The 1935 movie starred Charles Laughton in a funny and touching story as a misplaced butler finding a sense of self in the new territory of the old west. In Fancy Pants Hope is an actor pretending to be a butler and turning tomboy Lucy into a lady. It's loud, garish and filled with zany slapstick. Lucy rides, ropes, tumbles, and fights. It's also very funny by not trying to ape the earlier classic. John Alexander has a chance to trot out his Teddy Roosevelt impersonation. They even throw in a couple of songs by Livingston and Evans of Buttons and Bows fame. Lucy is dubbed by Annette Warren, but Bob gets to do his own singing.
My favourite of Lucy and Bob's collaborations is 1960s The Facts of Life, a movie I call "Brief Encounter with Laughs". This is my slightly worn review posted in 2008.
Directed by Melvin Frank and written by Frank with Norman Panama, The Facts of Life is an adult love story that will surprise you.
Bob Hope, Lucille Ball, Ruth Hussey, Don DeFore
Kitty Weaver and Larry Gilbert are two perfectly nice suburbanites. If Kitty's husband (Don DeFore) seems a little preoccupied with work and his gambling habit, and Larry's wife (Ruth Hussey) a little too caught up with the kids - well, that's life. They have no thought of straying. They certainly have no thought of straying toward each other. However, Fate (in that way of hers) forces these two perfectly nice people to spend time together. Kitty discovers that "the jerk who tells the lousy jokes at the country club" is a genuinely warm and funny fellow. Larry sees a softer side to that stuck up Kitty. Love blossoms with the added complications of vows and conscience.

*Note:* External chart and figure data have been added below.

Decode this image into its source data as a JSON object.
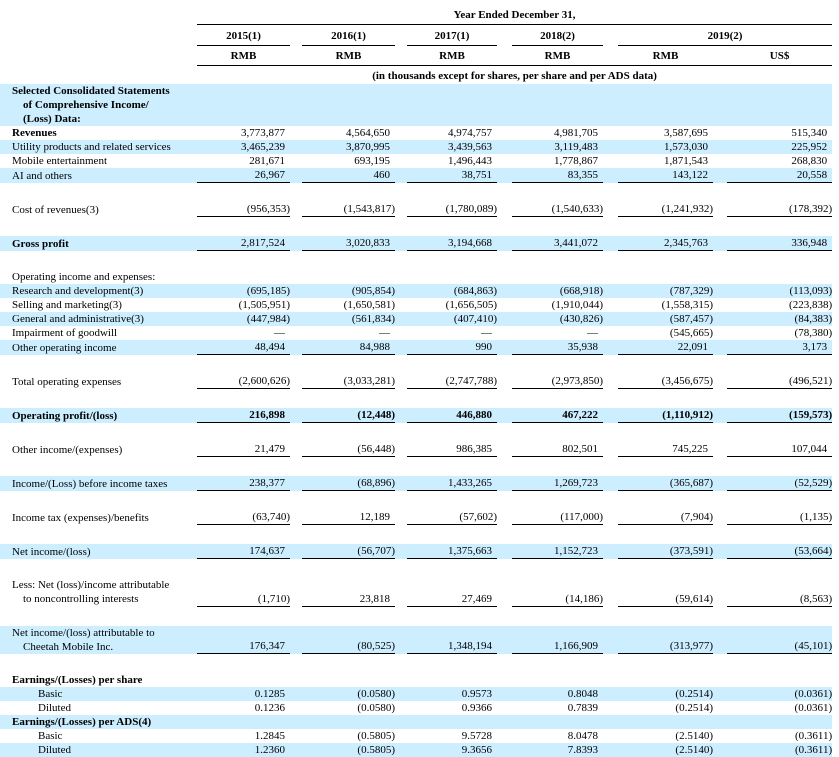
{
  "colors": {
    "row_highlight": "#cceeff",
    "text": "#000000",
    "rule": "#000000"
  },
  "table": {
    "header": {
      "title": "Year Ended December 31,",
      "note": "(in thousands except for shares, per share and per ADS data)",
      "year_groups": [
        {
          "label": "2015(1)"
        },
        {
          "label": "2016(1)"
        },
        {
          "label": "2017(1)"
        },
        {
          "label": "2018(2)"
        },
        {
          "label": "2019(2)"
        }
      ],
      "currency_labels": [
        "RMB",
        "RMB",
        "RMB",
        "RMB",
        "RMB",
        "US$"
      ]
    },
    "rows": [
      {
        "label": "Selected Consolidated Statements\nof Comprehensive Income/\n(Loss) Data:",
        "bold": true,
        "shaded": true,
        "values": [
          "",
          "",
          "",
          "",
          "",
          ""
        ]
      },
      {
        "label": "Revenues",
        "bold": true,
        "values": [
          "3,773,877",
          "4,564,650",
          "4,974,757",
          "4,981,705",
          "3,587,695",
          "515,340"
        ]
      },
      {
        "label": "Utility products and related services",
        "shaded": true,
        "values": [
          "3,465,239",
          "3,870,995",
          "3,439,563",
          "3,119,483",
          "1,573,030",
          "225,952"
        ]
      },
      {
        "label": "Mobile entertainment",
        "values": [
          "281,671",
          "693,195",
          "1,496,443",
          "1,778,867",
          "1,871,543",
          "268,830"
        ]
      },
      {
        "label": "AI and others",
        "shaded": true,
        "underline": true,
        "values": [
          "26,967",
          "460",
          "38,751",
          "83,355",
          "143,122",
          "20,558"
        ]
      },
      {
        "kind": "spacer"
      },
      {
        "label": "Cost of revenues(3)",
        "underline": true,
        "values": [
          "(956,353)",
          "(1,543,817)",
          "(1,780,089)",
          "(1,540,633)",
          "(1,241,932)",
          "(178,392)"
        ]
      },
      {
        "kind": "spacer"
      },
      {
        "label": "Gross profit",
        "bold": true,
        "shaded": true,
        "underline": true,
        "values": [
          "2,817,524",
          "3,020,833",
          "3,194,668",
          "3,441,072",
          "2,345,763",
          "336,948"
        ]
      },
      {
        "kind": "spacer"
      },
      {
        "label": "Operating income and expenses:",
        "values": [
          "",
          "",
          "",
          "",
          "",
          ""
        ]
      },
      {
        "label": "Research and development(3)",
        "shaded": true,
        "values": [
          "(695,185)",
          "(905,854)",
          "(684,863)",
          "(668,918)",
          "(787,329)",
          "(113,093)"
        ]
      },
      {
        "label": "Selling and marketing(3)",
        "values": [
          "(1,505,951)",
          "(1,650,581)",
          "(1,656,505)",
          "(1,910,044)",
          "(1,558,315)",
          "(223,838)"
        ]
      },
      {
        "label": "General and administrative(3)",
        "shaded": true,
        "values": [
          "(447,984)",
          "(561,834)",
          "(407,410)",
          "(430,826)",
          "(587,457)",
          "(84,383)"
        ]
      },
      {
        "label": "Impairment of goodwill",
        "values": [
          "—",
          "—",
          "—",
          "—",
          "(545,665)",
          "(78,380)"
        ]
      },
      {
        "label": "Other operating income",
        "shaded": true,
        "underline": true,
        "values": [
          "48,494",
          "84,988",
          "990",
          "35,938",
          "22,091",
          "3,173"
        ]
      },
      {
        "kind": "spacer"
      },
      {
        "label": "Total operating expenses",
        "underline": true,
        "values": [
          "(2,600,626)",
          "(3,033,281)",
          "(2,747,788)",
          "(2,973,850)",
          "(3,456,675)",
          "(496,521)"
        ]
      },
      {
        "kind": "spacer"
      },
      {
        "label": "Operating profit/(loss)",
        "bold": true,
        "bold_values": true,
        "shaded": true,
        "underline": true,
        "values": [
          "216,898",
          "(12,448)",
          "446,880",
          "467,222",
          "(1,110,912)",
          "(159,573)"
        ]
      },
      {
        "kind": "spacer"
      },
      {
        "label": "Other income/(expenses)",
        "underline": true,
        "values": [
          "21,479",
          "(56,448)",
          "986,385",
          "802,501",
          "745,225",
          "107,044"
        ]
      },
      {
        "kind": "spacer"
      },
      {
        "label": "Income/(Loss) before income taxes",
        "shaded": true,
        "underline": true,
        "values": [
          "238,377",
          "(68,896)",
          "1,433,265",
          "1,269,723",
          "(365,687)",
          "(52,529)"
        ]
      },
      {
        "kind": "spacer"
      },
      {
        "label": "Income tax (expenses)/benefits",
        "underline": true,
        "values": [
          "(63,740)",
          "12,189",
          "(57,602)",
          "(117,000)",
          "(7,904)",
          "(1,135)"
        ]
      },
      {
        "kind": "spacer"
      },
      {
        "label": "Net income/(loss)",
        "shaded": true,
        "underline": true,
        "values": [
          "174,637",
          "(56,707)",
          "1,375,663",
          "1,152,723",
          "(373,591)",
          "(53,664)"
        ]
      },
      {
        "kind": "spacer"
      },
      {
        "label": "Less: Net (loss)/income attributable\nto noncontrolling interests",
        "underline": true,
        "values": [
          "(1,710)",
          "23,818",
          "27,469",
          "(14,186)",
          "(59,614)",
          "(8,563)"
        ]
      },
      {
        "kind": "spacer"
      },
      {
        "label": "Net income/(loss) attributable to\nCheetah Mobile Inc.",
        "shaded": true,
        "underline": true,
        "values": [
          "176,347",
          "(80,525)",
          "1,348,194",
          "1,166,909",
          "(313,977)",
          "(45,101)"
        ]
      },
      {
        "kind": "spacer"
      },
      {
        "label": "Earnings/(Losses) per share",
        "bold": true,
        "values": [
          "",
          "",
          "",
          "",
          "",
          ""
        ]
      },
      {
        "label": "Basic",
        "indent": true,
        "shaded": true,
        "values": [
          "0.1285",
          "(0.0580)",
          "0.9573",
          "0.8048",
          "(0.2514)",
          "(0.0361)"
        ]
      },
      {
        "label": "Diluted",
        "indent": true,
        "values": [
          "0.1236",
          "(0.0580)",
          "0.9366",
          "0.7839",
          "(0.2514)",
          "(0.0361)"
        ]
      },
      {
        "label": "Earnings/(Losses) per ADS(4)",
        "bold": true,
        "shaded": true,
        "values": [
          "",
          "",
          "",
          "",
          "",
          ""
        ]
      },
      {
        "label": "Basic",
        "indent": true,
        "values": [
          "1.2845",
          "(0.5805)",
          "9.5728",
          "8.0478",
          "(2.5140)",
          "(0.3611)"
        ]
      },
      {
        "label": "Diluted",
        "indent": true,
        "shaded": true,
        "values": [
          "1.2360",
          "(0.5805)",
          "9.3656",
          "7.8393",
          "(2.5140)",
          "(0.3611)"
        ]
      }
    ]
  }
}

How Larry and Kitty deal with their feelings, their need to be together and the realities of their lives are played out in a frank, touching and very funny manner. It is wonderful to see two actors who happen to be bona fide comic geniuses working together in such perfect sympathy. The humour of character and situation also involves some gut-grabbing slapstick, and some quiet moments that will make you smile or sigh a sentimental sigh for two perfectly nice people.

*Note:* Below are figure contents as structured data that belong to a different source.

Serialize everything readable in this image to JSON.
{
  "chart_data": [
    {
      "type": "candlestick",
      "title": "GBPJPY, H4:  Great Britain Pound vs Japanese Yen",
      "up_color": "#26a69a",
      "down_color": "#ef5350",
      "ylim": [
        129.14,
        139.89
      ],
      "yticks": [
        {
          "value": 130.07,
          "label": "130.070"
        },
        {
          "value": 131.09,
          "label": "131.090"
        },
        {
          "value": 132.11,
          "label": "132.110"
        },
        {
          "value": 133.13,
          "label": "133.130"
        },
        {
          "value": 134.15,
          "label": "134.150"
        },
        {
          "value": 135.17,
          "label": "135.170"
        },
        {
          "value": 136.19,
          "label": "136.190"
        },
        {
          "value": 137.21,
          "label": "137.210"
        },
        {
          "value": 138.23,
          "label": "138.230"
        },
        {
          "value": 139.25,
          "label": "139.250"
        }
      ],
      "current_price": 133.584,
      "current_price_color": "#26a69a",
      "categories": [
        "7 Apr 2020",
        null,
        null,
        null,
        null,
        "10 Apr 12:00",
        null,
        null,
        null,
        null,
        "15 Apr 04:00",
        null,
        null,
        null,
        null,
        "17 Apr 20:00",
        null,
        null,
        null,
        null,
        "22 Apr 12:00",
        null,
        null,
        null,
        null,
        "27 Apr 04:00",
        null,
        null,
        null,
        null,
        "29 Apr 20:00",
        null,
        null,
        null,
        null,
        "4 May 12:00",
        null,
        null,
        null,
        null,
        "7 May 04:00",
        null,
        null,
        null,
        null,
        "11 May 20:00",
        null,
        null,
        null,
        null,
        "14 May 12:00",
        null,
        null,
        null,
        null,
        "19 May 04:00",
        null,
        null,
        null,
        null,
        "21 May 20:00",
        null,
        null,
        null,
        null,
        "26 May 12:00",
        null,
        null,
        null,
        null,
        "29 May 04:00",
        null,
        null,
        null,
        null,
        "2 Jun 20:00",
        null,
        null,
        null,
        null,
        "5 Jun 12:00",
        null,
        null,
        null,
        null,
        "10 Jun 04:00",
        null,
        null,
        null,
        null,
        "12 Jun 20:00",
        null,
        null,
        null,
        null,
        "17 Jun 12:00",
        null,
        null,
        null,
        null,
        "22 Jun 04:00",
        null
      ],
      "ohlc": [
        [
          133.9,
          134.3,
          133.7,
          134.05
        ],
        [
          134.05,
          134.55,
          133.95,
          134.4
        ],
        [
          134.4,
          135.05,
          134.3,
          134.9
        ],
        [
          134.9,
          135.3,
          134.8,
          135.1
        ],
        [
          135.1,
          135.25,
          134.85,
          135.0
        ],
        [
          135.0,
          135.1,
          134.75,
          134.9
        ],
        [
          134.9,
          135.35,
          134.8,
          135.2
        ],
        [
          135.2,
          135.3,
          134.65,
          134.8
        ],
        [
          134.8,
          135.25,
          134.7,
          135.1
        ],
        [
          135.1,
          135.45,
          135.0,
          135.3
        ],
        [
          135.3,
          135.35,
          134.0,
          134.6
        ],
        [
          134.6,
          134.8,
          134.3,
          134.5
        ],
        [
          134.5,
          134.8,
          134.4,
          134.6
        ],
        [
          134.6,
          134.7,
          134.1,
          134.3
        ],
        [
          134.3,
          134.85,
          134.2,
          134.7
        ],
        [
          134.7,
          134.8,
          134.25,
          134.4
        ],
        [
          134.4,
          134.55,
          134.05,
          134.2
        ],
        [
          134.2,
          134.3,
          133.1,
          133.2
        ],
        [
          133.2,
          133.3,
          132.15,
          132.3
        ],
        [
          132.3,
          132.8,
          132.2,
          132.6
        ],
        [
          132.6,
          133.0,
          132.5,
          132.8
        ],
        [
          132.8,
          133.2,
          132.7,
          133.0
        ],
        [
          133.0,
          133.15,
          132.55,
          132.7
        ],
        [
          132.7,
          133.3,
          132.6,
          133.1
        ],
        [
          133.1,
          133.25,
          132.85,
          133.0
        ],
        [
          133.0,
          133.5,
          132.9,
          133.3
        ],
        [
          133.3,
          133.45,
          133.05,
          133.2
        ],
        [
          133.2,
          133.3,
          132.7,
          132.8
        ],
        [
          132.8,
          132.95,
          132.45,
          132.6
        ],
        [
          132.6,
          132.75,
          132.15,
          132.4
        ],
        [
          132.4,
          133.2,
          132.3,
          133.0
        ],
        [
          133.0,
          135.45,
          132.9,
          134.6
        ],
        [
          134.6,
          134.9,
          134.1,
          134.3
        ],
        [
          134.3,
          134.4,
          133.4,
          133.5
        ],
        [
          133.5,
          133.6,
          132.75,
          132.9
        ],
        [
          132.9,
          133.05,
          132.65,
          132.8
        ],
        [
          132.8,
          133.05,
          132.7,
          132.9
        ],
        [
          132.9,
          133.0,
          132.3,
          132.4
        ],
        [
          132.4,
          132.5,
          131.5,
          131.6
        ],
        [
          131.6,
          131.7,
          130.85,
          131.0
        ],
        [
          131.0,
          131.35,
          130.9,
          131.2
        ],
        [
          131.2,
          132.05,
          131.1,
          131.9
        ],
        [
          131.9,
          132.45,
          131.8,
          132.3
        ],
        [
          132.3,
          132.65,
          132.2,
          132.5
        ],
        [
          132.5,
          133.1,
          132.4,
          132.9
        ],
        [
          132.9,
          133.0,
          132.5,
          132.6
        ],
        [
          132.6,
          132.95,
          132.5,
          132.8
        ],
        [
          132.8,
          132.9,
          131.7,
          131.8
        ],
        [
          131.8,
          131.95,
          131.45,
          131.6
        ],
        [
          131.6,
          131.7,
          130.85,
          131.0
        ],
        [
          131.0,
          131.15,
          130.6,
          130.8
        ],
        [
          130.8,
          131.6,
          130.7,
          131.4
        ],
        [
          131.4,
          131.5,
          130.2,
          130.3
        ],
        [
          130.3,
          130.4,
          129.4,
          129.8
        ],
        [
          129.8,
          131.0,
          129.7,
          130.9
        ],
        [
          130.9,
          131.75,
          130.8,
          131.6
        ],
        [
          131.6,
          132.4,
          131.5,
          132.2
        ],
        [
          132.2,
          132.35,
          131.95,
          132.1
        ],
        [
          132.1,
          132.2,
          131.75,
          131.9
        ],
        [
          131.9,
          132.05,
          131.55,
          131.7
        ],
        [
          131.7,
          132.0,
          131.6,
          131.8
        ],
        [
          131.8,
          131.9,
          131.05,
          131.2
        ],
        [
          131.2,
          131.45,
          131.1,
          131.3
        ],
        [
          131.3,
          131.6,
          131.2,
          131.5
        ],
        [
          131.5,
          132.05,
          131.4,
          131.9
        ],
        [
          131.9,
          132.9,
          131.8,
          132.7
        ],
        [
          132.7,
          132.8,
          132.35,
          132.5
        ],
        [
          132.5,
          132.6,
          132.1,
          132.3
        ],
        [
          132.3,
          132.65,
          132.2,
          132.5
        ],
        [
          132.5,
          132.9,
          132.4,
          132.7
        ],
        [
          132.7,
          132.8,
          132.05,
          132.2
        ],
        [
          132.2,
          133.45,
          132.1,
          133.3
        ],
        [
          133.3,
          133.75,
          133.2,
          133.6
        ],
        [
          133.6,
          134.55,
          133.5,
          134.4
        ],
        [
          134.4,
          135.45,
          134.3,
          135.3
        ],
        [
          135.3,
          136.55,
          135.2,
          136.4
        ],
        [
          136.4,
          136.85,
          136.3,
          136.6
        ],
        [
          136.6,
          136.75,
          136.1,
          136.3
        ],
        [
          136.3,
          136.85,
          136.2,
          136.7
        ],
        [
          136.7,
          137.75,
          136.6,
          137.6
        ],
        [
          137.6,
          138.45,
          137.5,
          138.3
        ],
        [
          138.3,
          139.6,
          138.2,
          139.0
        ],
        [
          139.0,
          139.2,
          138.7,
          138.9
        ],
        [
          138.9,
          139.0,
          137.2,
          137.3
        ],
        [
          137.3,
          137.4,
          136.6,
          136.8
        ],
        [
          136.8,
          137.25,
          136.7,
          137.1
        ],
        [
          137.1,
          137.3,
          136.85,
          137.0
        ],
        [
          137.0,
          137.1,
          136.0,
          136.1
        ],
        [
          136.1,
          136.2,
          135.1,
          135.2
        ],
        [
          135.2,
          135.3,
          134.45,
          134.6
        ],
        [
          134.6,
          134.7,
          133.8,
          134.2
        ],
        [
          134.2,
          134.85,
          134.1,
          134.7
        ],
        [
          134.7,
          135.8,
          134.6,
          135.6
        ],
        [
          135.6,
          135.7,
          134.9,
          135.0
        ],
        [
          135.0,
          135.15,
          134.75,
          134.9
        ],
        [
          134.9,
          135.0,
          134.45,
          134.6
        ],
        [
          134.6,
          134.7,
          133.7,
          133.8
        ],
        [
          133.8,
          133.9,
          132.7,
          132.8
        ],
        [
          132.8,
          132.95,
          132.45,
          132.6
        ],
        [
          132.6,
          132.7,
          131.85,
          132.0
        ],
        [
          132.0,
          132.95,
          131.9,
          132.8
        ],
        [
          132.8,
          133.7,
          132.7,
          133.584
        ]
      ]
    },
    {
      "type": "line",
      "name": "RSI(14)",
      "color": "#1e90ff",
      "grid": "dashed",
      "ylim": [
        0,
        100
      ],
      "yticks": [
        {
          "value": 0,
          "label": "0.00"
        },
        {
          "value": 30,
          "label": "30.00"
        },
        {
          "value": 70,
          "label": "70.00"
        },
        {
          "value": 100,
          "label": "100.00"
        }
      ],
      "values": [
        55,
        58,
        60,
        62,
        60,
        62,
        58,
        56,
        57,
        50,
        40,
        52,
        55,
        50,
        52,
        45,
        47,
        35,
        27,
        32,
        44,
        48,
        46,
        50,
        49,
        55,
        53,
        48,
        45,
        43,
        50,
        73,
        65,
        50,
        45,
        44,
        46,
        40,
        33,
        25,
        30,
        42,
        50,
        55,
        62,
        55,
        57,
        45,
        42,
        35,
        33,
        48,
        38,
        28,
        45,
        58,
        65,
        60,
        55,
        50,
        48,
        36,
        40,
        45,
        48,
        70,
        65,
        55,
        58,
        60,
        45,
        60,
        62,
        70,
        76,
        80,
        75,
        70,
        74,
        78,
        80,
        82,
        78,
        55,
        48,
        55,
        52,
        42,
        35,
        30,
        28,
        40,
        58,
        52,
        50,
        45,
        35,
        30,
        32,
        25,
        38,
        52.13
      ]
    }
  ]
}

Lucy and Bob's final movie is 1963's Critic's Choice based on a Broadway play by Ira Levin. Lucy is Angie, a devoted wife and stepmother. Bob plays her husband, Parker Ballantine, a renowned and acerbic theatre critic.
Parker treats Angie's playwriting ambition as a whim to belittle. Sweet Angie turns stubborn at this and the household routine is thrown to the wind in the cause of art. Parker pans the completed play and scathingly backs up his opinion. Angie forges ahead by taking the play to their producer friend (John Dehner) and while he thinks it needs work, he also thinks it is doable. Family life becomes more unsettled with a little sideline help from Parker's ex, an actress played by Marilyn Maxwell and an egocentric director played by Rip Torn.
The climax of the story concerns whether or not Parker should or will review the play on opening night. He has already stated he doesn't like it. He has also turned down a plea for help from Angie. Parker looks upon it as a matter of self-respect. For Angie, it is a question of love and support. Our couple finds common ground by the end, but how this is achieved left me peeved, and a little unsettled. Nonetheless, I think the movie is still a worthwhile watch for the work of our leads. Lucy is marvelous in the role of a loving and determined woman trying to come out of her shell. The funny stuff is mostly left to Bob with nifty one-liners and a great drunk scene.
Lucy's legacy of movie work is a tribute to her talent, her versatility and her commitment as an actress. All this can be found in the four movies she made with her most felicitous co-star, Bob Hope.